In this edition of the Sherpa Mailbag we take a look at Dr. Carl’s medical school debt. He is thinking about going with a private consolidation company and giving up on Public Service Student Loan Forgiveness. If you have a question for the Sherpa, feel free to ask us!
I graduated from medical school in 2013 with about $160,000 in debt from federal loans (apr between 7-8%). I just completed three years of residency and started fellowship making a fairly low salary. I did not put my loan into deferment and started paying back right away through the PAYE plan through the federal loan service initially in hopes of maybe completing the 10 year student loan forgiveness program by working at nonprofit organizations.
I will be done with fellowship in 2018 and I’m leaning towards probably not being able to complete 10 years in non-profit and not going that route of loan forgiveness and instead may go a different career route. I can currently only make the minimum payments in the PAYE plan and was wondering if it is worth it for me to consider refinancing with SoFi or Earnest? Additionally if I do refinance with them is it possible to defer payments for sometime?
My fist thought when I see a phrase like “leaning towards probably” or words like “may” is that Carl hasn’t made up his mind. A bit of indecision is to be expected when we are talking about $160,000 in student debt.
In times of uncertainty, choosing the route that leaves available the most options is often preferable. A critical factor to remember in the private consolidation process is that it cannot be reversed. That means that if Carl opts to change course, or ends up in a government or not-for-profit job, he will not be able to take advantage of the public service student loan forgiveness. Private lender consolidation is definitely appealing for its lower interest rates, and the $100 or more that many lenders offer just for signing up, but careful planning is essential.
Timing the Jump
The basic rule is that private refinancing is appropriate when you know you know you won’t be taking advantage of loan forgiveness, such as the Public Service Student Loan Forgives, and that you won’t ever need the income driven student loan repayment plans, such as PAYE.
Carl seems like he isn’t ready to say pass on either program, but the only way to really know is to run the numbers. The Department of Education has a great tool called the Repayment Estimator. As Carl’s income changes, so to will his monthly student loan payments.
The significance of one’s income in making this decision cannot be overstated.

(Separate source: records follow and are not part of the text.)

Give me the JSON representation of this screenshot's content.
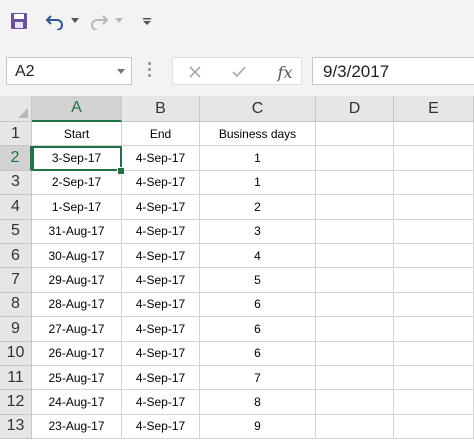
{
  "toolbar": {
    "icons": [
      "save-icon",
      "undo-icon",
      "redo-icon",
      "customize-icon"
    ],
    "accent": "#217346"
  },
  "formula_bar": {
    "name_box": "A2",
    "fx_label": "fx",
    "formula": "9/3/2017"
  },
  "sheet": {
    "columns": [
      "A",
      "B",
      "C",
      "D",
      "E"
    ],
    "rows": [
      "1",
      "2",
      "3",
      "4",
      "5",
      "6",
      "7",
      "8",
      "9",
      "10",
      "11",
      "12",
      "13"
    ],
    "cells": [
      [
        "Start",
        "End",
        "Business days",
        "",
        ""
      ],
      [
        "3-Sep-17",
        "4-Sep-17",
        "1",
        "",
        ""
      ],
      [
        "2-Sep-17",
        "4-Sep-17",
        "1",
        "",
        ""
      ],
      [
        "1-Sep-17",
        "4-Sep-17",
        "2",
        "",
        ""
      ],
      [
        "31-Aug-17",
        "4-Sep-17",
        "3",
        "",
        ""
      ],
      [
        "30-Aug-17",
        "4-Sep-17",
        "4",
        "",
        ""
      ],
      [
        "29-Aug-17",
        "4-Sep-17",
        "5",
        "",
        ""
      ],
      [
        "28-Aug-17",
        "4-Sep-17",
        "6",
        "",
        ""
      ],
      [
        "27-Aug-17",
        "4-Sep-17",
        "6",
        "",
        ""
      ],
      [
        "26-Aug-17",
        "4-Sep-17",
        "6",
        "",
        ""
      ],
      [
        "25-Aug-17",
        "4-Sep-17",
        "7",
        "",
        ""
      ],
      [
        "24-Aug-17",
        "4-Sep-17",
        "8",
        "",
        ""
      ],
      [
        "23-Aug-17",
        "4-Sep-17",
        "9",
        "",
        ""
      ]
    ],
    "selected_cell": "A2",
    "selected_col": "A",
    "selected_row": "2"
  }
}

At lower incomes, the student loan balance can actually grow while on PAYE. At higher incomes, the income driven payments pay so much towards the debt that after 10 years little debt may remain. The strategy is driven my income and by the debt balance.
What to do right now
Carl should take a look at his income, and projected income, and see what would be left of his student loan balance if it is forgiven after 10 years. If there is a huge balance to be forgiven, then staying put becomes far more attractive. If there is little debt to be forgiven, then refinancing right away might be the ideal route.
It also depends upon the interest rates that Carl qualifies for with the student loan refinancing lenders. If a reduction in his interest rate would make a huge difference in his finances and his planning, taking the time to apply to a few lenders makes sense.
Deferments in refinancing
As young doctor on a fellowship, Carl is in a very unique position. His debt compared to his income probably does not look very favorable, but he also has a high degree of confidence that his income will be dramatically increasing in the short-term. This may be one of the rare circumstances where a deferment might actually make sense. While we are unaware of SoFi or Earnest offering an initial deferment like the one Carl describes, one of their main competitors, DRB, does offer a plan especially for young doctors. Payments start at $100 per month, and then start at their regular amounts once the income increases.
There are definitely a lot of reasons to be temped to jump into private student loan consolidation/refinancing. At the end of the day, the decision should come down to the math. The only way to know for sure is to run the numbers for a few different possible financial paths and to pick the option that makes the most sense. It isn’t terribly complicated, but it does take some research and some careful thought.